Kultur ist überall drin
Interview mit Prof. Dr. Wolfgang Müller-Funk

Autorinnen: Szilvia Gál, Erika Torony

Sie waren Gastprofessor an vielen Universitäten in ganz Europa. Wie kamen Sie zur Idee hier in Szeged zu unterrichten? Waren Sie schon früher in Ungarn?

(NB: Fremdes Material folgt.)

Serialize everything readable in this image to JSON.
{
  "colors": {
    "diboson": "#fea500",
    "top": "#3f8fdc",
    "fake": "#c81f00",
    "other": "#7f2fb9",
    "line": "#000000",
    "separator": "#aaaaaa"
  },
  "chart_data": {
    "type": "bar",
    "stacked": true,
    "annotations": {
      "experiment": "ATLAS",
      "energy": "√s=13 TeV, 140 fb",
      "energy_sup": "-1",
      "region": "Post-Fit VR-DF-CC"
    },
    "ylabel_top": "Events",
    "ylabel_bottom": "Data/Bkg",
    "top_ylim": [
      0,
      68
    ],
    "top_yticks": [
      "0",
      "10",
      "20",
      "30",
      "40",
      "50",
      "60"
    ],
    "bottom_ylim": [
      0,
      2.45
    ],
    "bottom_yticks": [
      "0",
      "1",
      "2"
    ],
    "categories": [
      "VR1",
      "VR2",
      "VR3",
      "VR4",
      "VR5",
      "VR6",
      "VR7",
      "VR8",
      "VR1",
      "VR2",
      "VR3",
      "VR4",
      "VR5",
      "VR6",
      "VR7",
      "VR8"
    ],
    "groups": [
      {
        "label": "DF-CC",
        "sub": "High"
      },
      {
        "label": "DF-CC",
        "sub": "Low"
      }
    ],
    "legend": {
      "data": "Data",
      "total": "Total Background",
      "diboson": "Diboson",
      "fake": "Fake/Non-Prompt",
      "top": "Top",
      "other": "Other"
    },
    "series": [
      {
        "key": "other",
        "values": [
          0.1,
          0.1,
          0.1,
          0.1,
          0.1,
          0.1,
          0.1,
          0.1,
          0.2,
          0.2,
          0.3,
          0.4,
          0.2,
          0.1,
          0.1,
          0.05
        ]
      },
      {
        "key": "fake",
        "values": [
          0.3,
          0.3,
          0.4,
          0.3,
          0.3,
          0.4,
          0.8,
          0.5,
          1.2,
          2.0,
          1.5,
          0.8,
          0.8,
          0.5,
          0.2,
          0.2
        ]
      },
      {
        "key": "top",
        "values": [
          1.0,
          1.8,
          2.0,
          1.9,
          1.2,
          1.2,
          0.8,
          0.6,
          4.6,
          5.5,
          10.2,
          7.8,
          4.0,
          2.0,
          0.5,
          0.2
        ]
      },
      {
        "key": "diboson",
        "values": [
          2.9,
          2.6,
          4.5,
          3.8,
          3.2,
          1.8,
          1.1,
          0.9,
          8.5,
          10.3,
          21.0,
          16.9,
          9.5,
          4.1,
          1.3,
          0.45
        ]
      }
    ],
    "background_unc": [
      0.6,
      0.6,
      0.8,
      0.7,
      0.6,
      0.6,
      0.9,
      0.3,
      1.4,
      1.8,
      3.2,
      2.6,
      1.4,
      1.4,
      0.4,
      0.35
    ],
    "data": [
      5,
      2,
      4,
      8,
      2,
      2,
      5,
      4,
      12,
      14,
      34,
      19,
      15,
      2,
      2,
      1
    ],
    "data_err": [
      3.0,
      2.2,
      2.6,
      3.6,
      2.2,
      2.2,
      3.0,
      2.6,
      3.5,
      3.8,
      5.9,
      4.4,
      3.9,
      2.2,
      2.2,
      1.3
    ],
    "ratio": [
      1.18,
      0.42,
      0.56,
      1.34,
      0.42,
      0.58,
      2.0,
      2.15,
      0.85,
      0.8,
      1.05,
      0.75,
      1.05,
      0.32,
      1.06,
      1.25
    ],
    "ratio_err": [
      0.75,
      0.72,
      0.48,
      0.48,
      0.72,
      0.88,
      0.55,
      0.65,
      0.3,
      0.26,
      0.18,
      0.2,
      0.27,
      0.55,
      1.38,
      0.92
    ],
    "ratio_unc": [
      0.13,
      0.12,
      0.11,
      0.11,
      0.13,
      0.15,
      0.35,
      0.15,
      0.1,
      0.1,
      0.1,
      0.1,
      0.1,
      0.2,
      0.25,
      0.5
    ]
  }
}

Ich kannte die Universität Szeged durch den Dozenten Dr. Endre Hárs. Außerdem betreue ich seit 2000 ein Forschungsprojekt und ich habe mich unter kulturwissenschaftlichen Gesichtspunkten mit der Geschichte der Monarchie von 1876-1918 beschäftigt, und in diesem Zusammenhang begann ich mich intensiver mit diesem Zeitraum, aber auch mit der ungarischen Geschichte und Kulturgeschichte zu beschäftigen. Und es gab die Möglichkeit, im Anschluss an dieses Forschungsprojekt einmal auch in Ungarn zu unterrichten. Ich hatte bisher in Ungarn nicht unterrichtet, aber ich kannte Ungarn sozusagen als ganz normaler Tourist natürlich. Ich kannte Ungarn auch akademisch dadurch, dass wir mehrere Veranstaltungen, internationale Symposien seit 2000 durchgeführt haben. Ich habe sogar in meiner Studienzeit, weil ich so gern nach Ungarn gefahren bin, angefangen ein Semester Ungarisch zu studieren, aber ich muss zugeben, ich habe fast alles vergessen.

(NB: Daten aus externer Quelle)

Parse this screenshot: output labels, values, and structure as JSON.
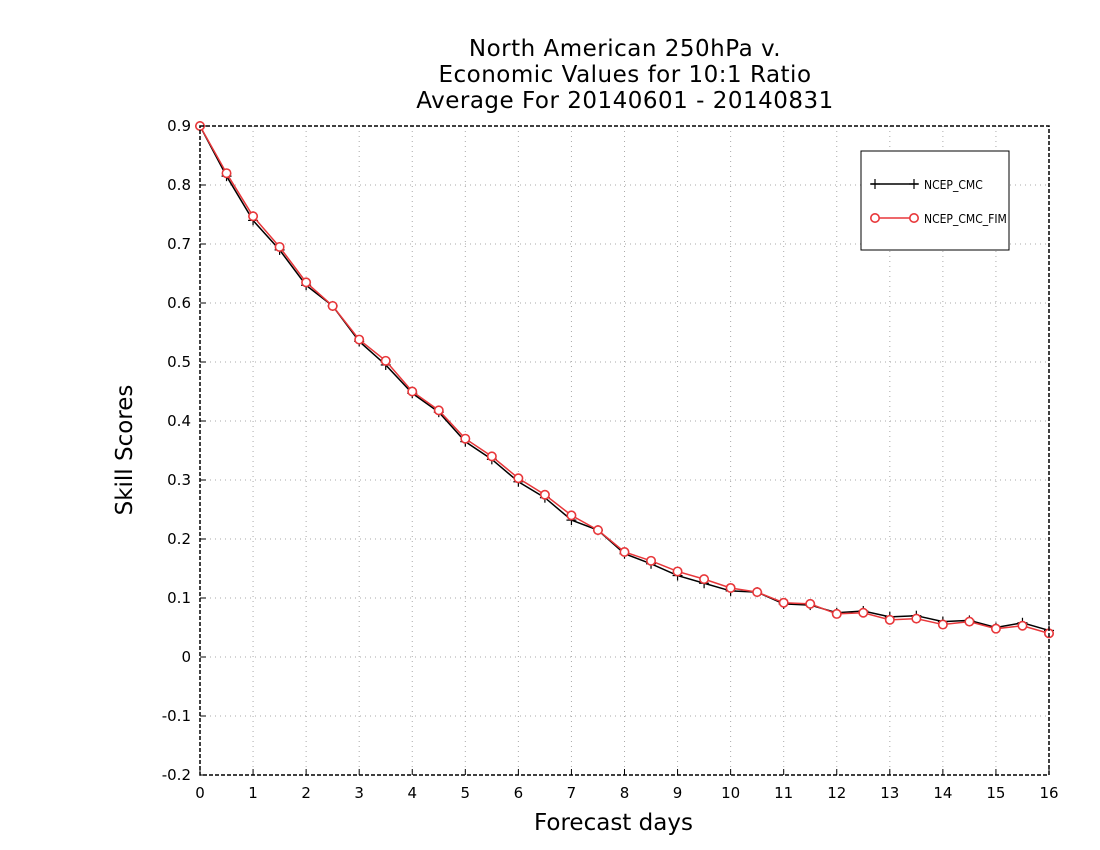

Die meisten Studenten wissen sehr wenig darüber, was Kulturwissenschaft bedeutet und wovon diese Wissenschaft handelt. Es ist ziemlich neu bei uns. Oder anders formuliert: Ist es nur bei uns eine Neuigkeit?
Das ist sehr verschieden. Es gibt verschiedene Diskursgeschichten über die Kulturwissenschaften. Sie ist im angelsächsischen Raum in den 60er Jahren entstanden. Ich habe auch in Birmingham unterrichtet, das als Wiege der culture studies gilt. Kulturwissenschaften ist etwas Transdisziplinäres. So wie es ein „linguistikturn“ in der Germanistik gibt, gibt es ein „medienturn“ oder „cultureturn“ d.h. eine andere Fokussierung: Man merkt, wie wichtig Medien sind, wie wichtig Kultur heute für die Identität von Menschen ist. Man kann sich die Fragen stellen: Was für eine Bedeutung hat die Literatur für Identität? Was für ein Medium ist Literatur? Kulturwissenschaften sind immer dann von Interesse, wenn es kulturelle Veränderungen gibt. Ich möchte vier Punkte nennen: Das eine ist der Wandel im Medialbereich. Wir schreiben nicht mehr nur Bücher, sondern Literatur ist ein Medium unter einer stark medialisierten Welt. Wir haben die Globalisierung, und wir haben auch in der Gesellschaft selber einen sehr starken internen Wandel. Denken wir nur zum Beispiel an den Feindruck der Geschlechterverhältnisse. Es ist eine dramatische Kultur, es ist nicht einfach ein sozialer Wandel, sondern es geht um Wandel von Bildern, von Selbstbildern, von Fremdbildern, von Männern und von Frauen zum Beispiel. Es gibt drei dramatische Dinge, wo Kultur eine wichtige Rolle spielt. Die englischen Sprachen in der Kulturwissenschaft, wo man einen Kulturbegriff hat, der sehr stark die Kultur als Prozess und nicht nur als Produkt sieht. Man kann natürlich nicht Kulturwissenschaft ohne Produkte, wie Literatur oder Film oder Medien oder Alltagsprodukte, Kulturprodukte sehen. Aber das Prozessuale steht stark im Mittelpunkt. Dieser Kulturbegriff, wie ihn z.B. Raymond Williams geprägt hat, ist ein Mittlerer, d.h. Kultur ist zwar nicht alles, aber Kultur ist überall drin. Kulturwissenschaft ist nicht etwas anderes, seine andere Form ist auch die Literaturwissenschaft.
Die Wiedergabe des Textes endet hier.